Heubude
Nicht die Cote d'Azur, die Copacabana oder die italienische Riviera - nein Heubude - wenn es noch so wäre wie in den 30er-, Anfang 40er-Jahren. H-e-u-b-u-d-e. Das bedeutete Ostseerauschen, Kiefern, feiner weißer Sand, Dünen.
Wohnhaft am Stadtgraben, konnten wir am Hansaplatz in die Straßenbahn nach Heubude einsteigen. Da war sie noch leer, was sich dann im Laufe der Fahrt extrem änderte. Für die Schulferien hatten wir (mein Bruder und ich) Ferienkarten, aber ich fuhr auch schon mal alleine nur mit meiner Freundin Esther, die an der Sandgrube wohnte, an den Strand. Meistens allerdings mit den Eltern. Wenn wir in Heubude ankamen, ausstiegen und das Rauschen des Meeres zu hören war, war ich wie elektrisiert. Ich konnte es nicht erwarten, ins Wasser zu springen.
In Heubude gab es den "wilden" Strand, den mit den Strandkörben und dann gab es noch "das Bad". Das Bad war ein mit Holzkabinen abgetrennter Strand. Man bezahlte Eintritt und konnte sich dann in einer Kabine umziehen. Man öffnete an der anderen Seite der Kabine eine Schiebetür und übergab seine Kleidung, über Bügel gehängt, Frauen, die diese gegen Aushändigung einer Marke aufbewahrten.
Aber meine Eltern hatten einen Strandkorb gemietet, der dann sozusagen unser Zuhause war. Zwei Strandtaschen gab es. Eine für das Essen und eine für die Strandsachen.

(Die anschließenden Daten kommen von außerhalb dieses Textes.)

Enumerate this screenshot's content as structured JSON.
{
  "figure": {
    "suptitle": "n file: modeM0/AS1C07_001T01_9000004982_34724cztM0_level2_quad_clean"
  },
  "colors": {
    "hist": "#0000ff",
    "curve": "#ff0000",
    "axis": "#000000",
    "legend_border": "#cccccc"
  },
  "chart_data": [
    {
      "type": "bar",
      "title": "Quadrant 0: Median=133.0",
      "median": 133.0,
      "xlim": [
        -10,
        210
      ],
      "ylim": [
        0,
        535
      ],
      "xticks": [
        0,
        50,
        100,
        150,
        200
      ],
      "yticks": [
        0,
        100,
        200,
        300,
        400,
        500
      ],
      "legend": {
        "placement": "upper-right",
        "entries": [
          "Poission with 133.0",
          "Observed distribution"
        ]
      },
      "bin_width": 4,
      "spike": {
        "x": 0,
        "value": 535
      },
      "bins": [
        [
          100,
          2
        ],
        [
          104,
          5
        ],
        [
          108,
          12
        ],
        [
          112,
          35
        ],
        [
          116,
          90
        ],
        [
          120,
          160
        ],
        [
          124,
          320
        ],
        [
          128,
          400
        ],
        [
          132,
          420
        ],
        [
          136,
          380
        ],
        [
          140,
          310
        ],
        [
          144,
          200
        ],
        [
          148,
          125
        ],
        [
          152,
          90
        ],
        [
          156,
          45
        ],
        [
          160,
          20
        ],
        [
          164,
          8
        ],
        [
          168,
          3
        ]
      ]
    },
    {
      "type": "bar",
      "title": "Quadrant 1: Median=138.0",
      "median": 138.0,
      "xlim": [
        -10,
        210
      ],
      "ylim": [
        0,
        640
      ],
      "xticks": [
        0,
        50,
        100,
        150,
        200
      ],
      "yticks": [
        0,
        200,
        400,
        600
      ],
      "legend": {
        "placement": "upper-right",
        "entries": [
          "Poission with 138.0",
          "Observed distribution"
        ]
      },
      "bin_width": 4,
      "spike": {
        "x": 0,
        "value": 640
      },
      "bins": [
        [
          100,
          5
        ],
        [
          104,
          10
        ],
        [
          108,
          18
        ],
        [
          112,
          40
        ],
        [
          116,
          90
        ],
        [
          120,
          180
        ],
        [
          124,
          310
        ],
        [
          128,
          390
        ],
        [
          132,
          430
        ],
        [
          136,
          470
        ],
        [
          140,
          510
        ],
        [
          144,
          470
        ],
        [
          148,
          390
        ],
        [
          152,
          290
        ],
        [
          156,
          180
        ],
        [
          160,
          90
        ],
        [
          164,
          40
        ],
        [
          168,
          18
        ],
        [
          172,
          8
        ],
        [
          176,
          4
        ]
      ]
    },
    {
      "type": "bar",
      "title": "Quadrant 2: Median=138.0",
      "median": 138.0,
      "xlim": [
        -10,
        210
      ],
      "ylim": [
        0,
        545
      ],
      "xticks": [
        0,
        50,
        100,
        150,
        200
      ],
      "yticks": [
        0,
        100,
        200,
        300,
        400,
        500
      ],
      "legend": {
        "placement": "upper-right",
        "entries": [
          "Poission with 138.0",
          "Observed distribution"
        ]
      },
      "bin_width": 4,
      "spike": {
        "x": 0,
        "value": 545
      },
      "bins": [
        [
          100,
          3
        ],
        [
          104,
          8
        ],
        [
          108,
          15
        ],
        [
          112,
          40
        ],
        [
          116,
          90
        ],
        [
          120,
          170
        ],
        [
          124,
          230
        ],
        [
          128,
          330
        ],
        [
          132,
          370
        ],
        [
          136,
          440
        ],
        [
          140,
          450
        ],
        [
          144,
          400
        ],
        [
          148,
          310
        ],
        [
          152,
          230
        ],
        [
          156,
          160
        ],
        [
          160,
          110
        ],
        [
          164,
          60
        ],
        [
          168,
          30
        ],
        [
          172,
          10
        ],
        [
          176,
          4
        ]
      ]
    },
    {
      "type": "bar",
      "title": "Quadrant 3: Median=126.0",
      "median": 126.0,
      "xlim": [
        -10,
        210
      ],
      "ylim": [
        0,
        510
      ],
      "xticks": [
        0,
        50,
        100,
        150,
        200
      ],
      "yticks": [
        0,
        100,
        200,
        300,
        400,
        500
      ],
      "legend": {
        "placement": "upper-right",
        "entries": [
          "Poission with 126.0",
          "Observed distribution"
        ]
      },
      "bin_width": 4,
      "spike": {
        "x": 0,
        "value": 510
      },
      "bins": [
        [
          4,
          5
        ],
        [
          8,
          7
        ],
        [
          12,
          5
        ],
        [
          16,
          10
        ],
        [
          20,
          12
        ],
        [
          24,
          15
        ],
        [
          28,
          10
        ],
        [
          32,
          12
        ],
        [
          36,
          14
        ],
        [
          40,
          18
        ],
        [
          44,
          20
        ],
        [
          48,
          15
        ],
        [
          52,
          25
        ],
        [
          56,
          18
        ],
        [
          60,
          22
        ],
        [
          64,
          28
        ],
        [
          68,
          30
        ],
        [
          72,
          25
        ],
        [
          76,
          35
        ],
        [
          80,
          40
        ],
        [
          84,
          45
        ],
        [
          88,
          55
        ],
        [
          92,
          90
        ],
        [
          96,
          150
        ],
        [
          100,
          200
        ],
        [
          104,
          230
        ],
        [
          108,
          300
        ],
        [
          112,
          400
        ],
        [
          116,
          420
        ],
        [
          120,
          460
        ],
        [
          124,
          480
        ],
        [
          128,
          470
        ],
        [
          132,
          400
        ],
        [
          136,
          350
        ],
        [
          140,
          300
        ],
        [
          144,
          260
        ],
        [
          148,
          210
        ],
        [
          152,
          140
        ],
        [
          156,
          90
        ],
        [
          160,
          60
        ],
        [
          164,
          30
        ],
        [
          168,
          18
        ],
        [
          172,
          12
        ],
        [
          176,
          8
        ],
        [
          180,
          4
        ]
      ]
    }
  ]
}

Herrlich die Brote mit Rhabarber/Erdbeermarmelade oder der Kartoffelsalat mit Klopsen.
Meine Eltern waren gute Schwimmer und ich sah in der Ferne oft nur die gelbe Badekappe meiner Mutter, wenn sie bis zur Sandbank geschwommen waren. Unseren Vater hatten wir manchmal im Sand eingegraben, so dass nur noch der Kopf herausragte. Er wurde schnell sehr braun und ich habe ihm dann vom Rücken kleine Hautablösungen abgezogen.
Bei Wind bzw. Sturm wurden große Bälle an einer Stange hochgezogen. Erst einer, dann zwei und wenn es drei Bälle waren, dann sollte man nicht mehr ins Wasser gehen, weil das Meer zu bewegt war, die Wellen zu hoch. Trotz allem gab es immer mal Menschenaufläufe am Strand und da wusste man, es war wieder ein Ertrunkener aus dem Wasser gezogen worden.
Die Strandhalle war auch so eine Besonderheit. Man konnte sein mitgebrachtes Kaffeemehl in eine Kanne geben, es wurde heißes Wasser daraufgeschüttet und man saß auf langen Bänken in der Sonne und aß dazu eigene Stullen oder Selbstgebackenes.
Im Kurhaus war ich ab und zu mit meinem Vater am Sonntag vormittag und bekam ein "Heißgetränk". An den Geschmack kann ich mich noch heute erinnern.
Das Wieder-nach-Hause-fahren mit der Straßenbahn am Abend war wegen der Fülle etwas anstrengend, aber bis zu unserer Haltestelle am Hauptbahnhof wurde es dann leerer.
In einem Jahr wohnten wir zur "Sommerfrische" bei einer Familie Schlicht in Heubude. Der wunderbar romantische Heidsee lag in der Nähe und ich durfte auch mal das Feuerwerk, das dort spätabends veranstaltet wurde, genießen.
Es war eine wunderbare Zeit, an die ich mit Freude, aber auch mit Trauer, zurückdenke.